What can we say about a dock if we examine it based on the Sentinel-2 satellite images? Can we determine how much the port was used during a period of time? Is it possible to produce a trend curve showing the change of utilization? In this post I will attempt to do exactly that …
Trend analysis with remote sensing
The whole experiment started when I was browsing some Copernicus pages and found the webpage of www.race.esa.int, where you can find great statistics based on satellite images, like how the COVID epidemic has affected the EU economy, air pollution, agriculture. One of my personal favorites is the study of steel production in Hunedoara (RO).
Hunedoara grew into a very important central of iron and steel industry during the Austro-Hungarian Monarchy, and then became one of the most important and largest iron and steel centers in Romania. Such a huge steelwork has a larger, uncovered area where larger steel blocks are placed during production, which can be clearly seen on satellite images.
Based on this satellite data, www.race.esa.int investigated how production volumes were affected by the economic downturn caused by the COVID epidemic. I really recommend the site for statistics and data driven enthusiasts!
After browsing the page above, I was wondering if I could extract data from an area in a similar way, just by analyzing the Sentinel-2 satellite images.
One of the main considerations in selecting the examined area was that change in “bodies” of at least 10 meters has to be visible, since the best spatial resolution of the satellite is 10 meters. Elements smaller than this are simply not visible.
The other aspect of selecting a study area was that the result should not be affected by changes in the environment, such as seasonal changes in vegetation.
Considering the requirements above, the larger ports of Lake Balaton (HU) seemed to be a very good choice for my study, as the ships moored there are large enough to be seen on Sentinel-2 satellite images, and the water around them changes very rarely, therefore the satellite’s NIR (near infrared) camera can give a very good contrast image.
In case of Balatonaliga the satellite image in the NIR band looks like the following:
Examining the satellite images made from the beginning of 2020, the utilization of the port of Balatonaliga has noticeably changed, since there is a period where the piers are barely visible, but in summer their lines are noticeably stronger due to the ships moored there. Comparing the images from March and August, the difference is clearly visible in the interactive comparison box below.
Data processing model
Anyone who has come this far by reading my post, has probalby already guessed that I will try to produce a trend curve for the utilization of the docks of Balatonaliga based on the Sentinel-2 satellite images.
But how will the images become trend curves? The following infographics are intended to show you exaclty this.

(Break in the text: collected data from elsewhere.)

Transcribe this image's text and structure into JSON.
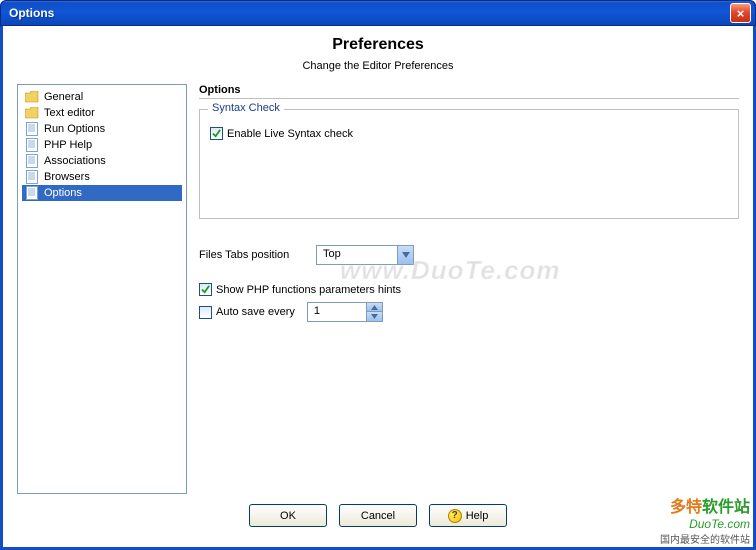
{
  "window": {
    "title": "Options",
    "close_symbol": "×"
  },
  "header": {
    "title": "Preferences",
    "subtitle": "Change the Editor Preferences"
  },
  "sidebar": {
    "items": [
      {
        "label": "General",
        "icon": "folder",
        "selected": false
      },
      {
        "label": "Text editor",
        "icon": "folder",
        "selected": false
      },
      {
        "label": "Run Options",
        "icon": "page",
        "selected": false
      },
      {
        "label": "PHP Help",
        "icon": "page",
        "selected": false
      },
      {
        "label": "Associations",
        "icon": "page",
        "selected": false
      },
      {
        "label": "Browsers",
        "icon": "page",
        "selected": false
      },
      {
        "label": "Options",
        "icon": "page",
        "selected": true
      }
    ]
  },
  "content": {
    "section_title": "Options",
    "syntax_group_title": "Syntax Check",
    "enable_live_syntax_label": "Enable Live Syntax check",
    "enable_live_syntax_checked": true,
    "files_tabs_label": "Files Tabs position",
    "files_tabs_value": "Top",
    "show_php_hints_label": "Show PHP functions parameters hints",
    "show_php_hints_checked": true,
    "auto_save_label": "Auto save every",
    "auto_save_checked": false,
    "auto_save_value": "1"
  },
  "buttons": {
    "ok": "OK",
    "cancel": "Cancel",
    "help": "Help"
  },
  "watermark": "www.DuoTe.com",
  "brand": {
    "line1a": "多特",
    "line1b": "软件站",
    "line2": "DuoTe.com",
    "line3": "国内最安全的软件站"
  }
}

In Step 1, I downloaded all satellite images from 2020 which contain the dock of Balatonaliga. To do this, I used the QGIS SCP plugin, which downloads data from the Copernicus Open Access Hub. In Step 2, I created the shapefile of the examined area in QGIS, basically the Region Of Interest, also known as ROI. In Step 3, I cut out the ROI area from all satellite imagery with the shapefile, since the rest of the images are worthless and slows down the processing. I used Python and OpenCV for this and for the following operations as well. In Step 4, I converted the grayscale images to two-color, black-and-white images with thresholding. This means that a pixel can have either 0 (black) or 255 (white) value and nothing in between. With this, I actually produced images where the pier and moored boats are represented by white pixels, while the water is represented by blacks. In Step 5, I counted the white pixels in each image and loaded the date of the images. In Steps 6 and 7, I converted the white pixel values to percentages with some tedious mathematical operations, where 0% indicates the lowest utilization of the year (least white pixels) and 100% the highest (most white pixels). In Step 8, I drew the percentage values for the given dates, which is basically the raw data set. As you can clearly see in the chart below, the resulting curve is relatively “noisy”. Fortunately, this can be smoothed out quite well by applying a simple moving average (SMA) to the data points, but to do this I had to fill in the days without data with values. In Step 9 resampling must be performed on the data set and then the percentage values of the empty days must be filled using interpolation. At last, in Step 10, all that is left is to draw the 15-day moving average.
Based on the trend curve, utilization of the dock peaked in May, right at the beginning of the sailing season and then declined slightly in the summer months, presumably due to ever-changing traffic.
However, it is also important to mention that the trend curve above can be influenced by many factors, thereforeit is really only suitable for signaling trends.
The parameters that may affect the results of the data processing model above are the following:
- proper definition of test area
- atmospheric conditions, cloud cover, lighting
- spatial resolution of satellite images
- frequency of data
- thresholding method, limit value selection
- correct selection of the moving average sampling window
Similarities with other docks
Now let’s see how the trend curve looks like for other docks:
For each of the above docks, it is clear that port utilization will peak at some point in May, possibly in early June.